Sweet William (Dianthus barbatus) The petals (cut away the bitter base) have a sweet to mild clove-like flavour, depending on the variety. Use these to garnish cakes or iced beverages, as well as fruit salads but use in moderation. Short-Lived Perennial.

Zucchini (Cucurbita pepo) What to do with all that zucchini is a perpetual problem for most gardeners; my solution is to just eat the blossoms. Stuff them with goat cheese generously spiced with chopped basil and green onion then twist the ends close, batter and deep fry. Annual Vegetable.

Zucchini Blossom

English Daisy (Bellis perennis) There are both ornamental and weed forms of this perennial, with the latter often showing up in our lawns as tiny white daisies.
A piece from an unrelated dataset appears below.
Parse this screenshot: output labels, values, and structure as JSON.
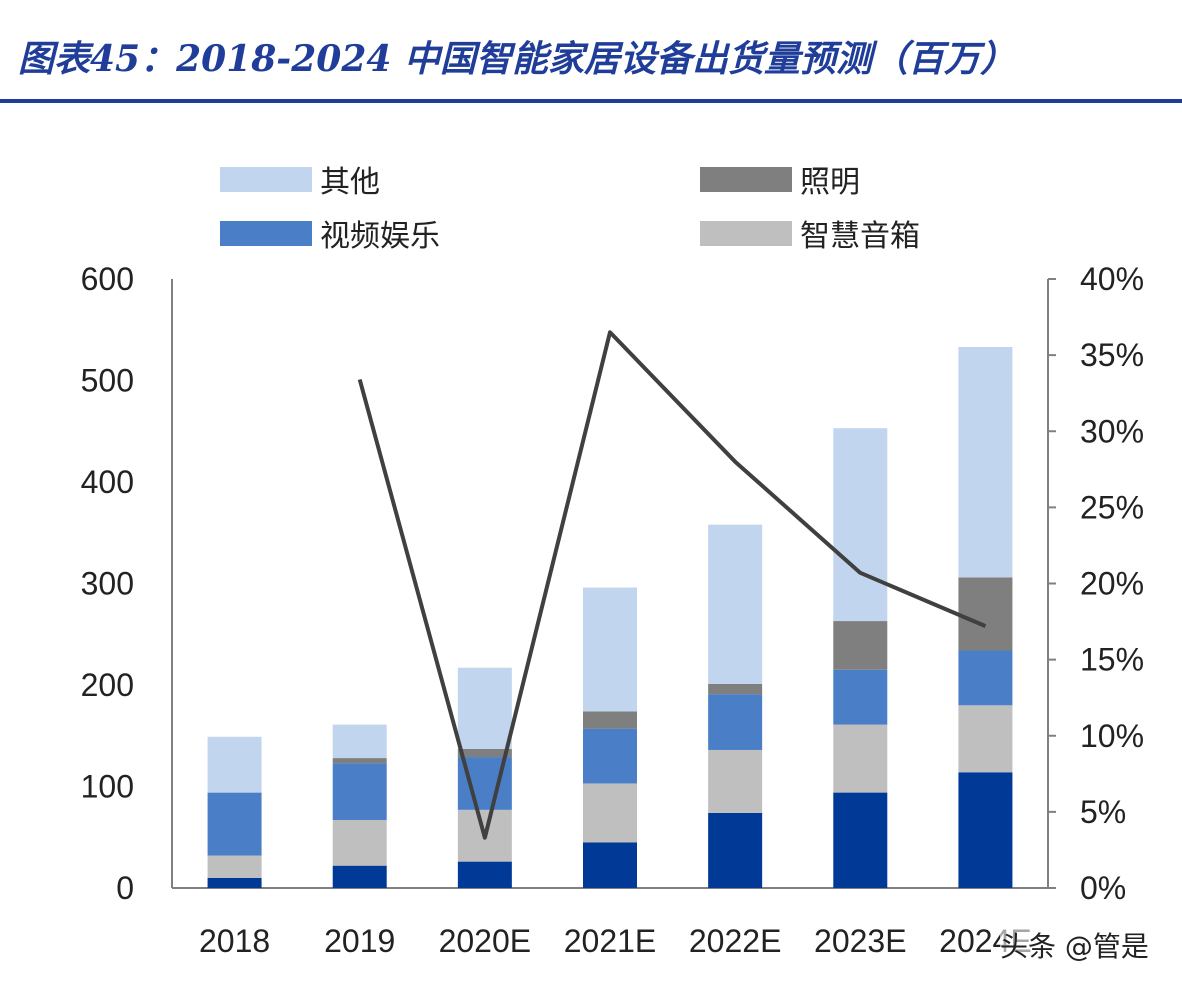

Since most lawn herbicides and sprays are banned by municipalities you should be able to enjoy a sprinkle of the slightly bitter petals on fresh green salads. Herbaceous Perennial.

Bee Balm (Monarda didyma) A favourite of hummingbirds (particularly the red ones) and a staple for the background of the perennial border; the blooms are also edible, lending an earl-grey flavour to tea or used as a stunning salad garnish. Herbaceous Perennial.

'Jacob Clime' Monarda

Apple (Malus domestica) Apple blossoms have a delicate green apple flavour with a hint of sweetness and should be eaten in moderation (due to natural toxins). That said, they make an excellent addition to any fruit salad. Fruit Tree.

Sweet Woodruff (Galium odoratum) This durable groundcover is not only shade tolerant but produces white, sweetly scented flowers which are edible. These are a key ingredient in German May Wine which can be likened to herbal-flavoured sangria. Herbaceous Perennial.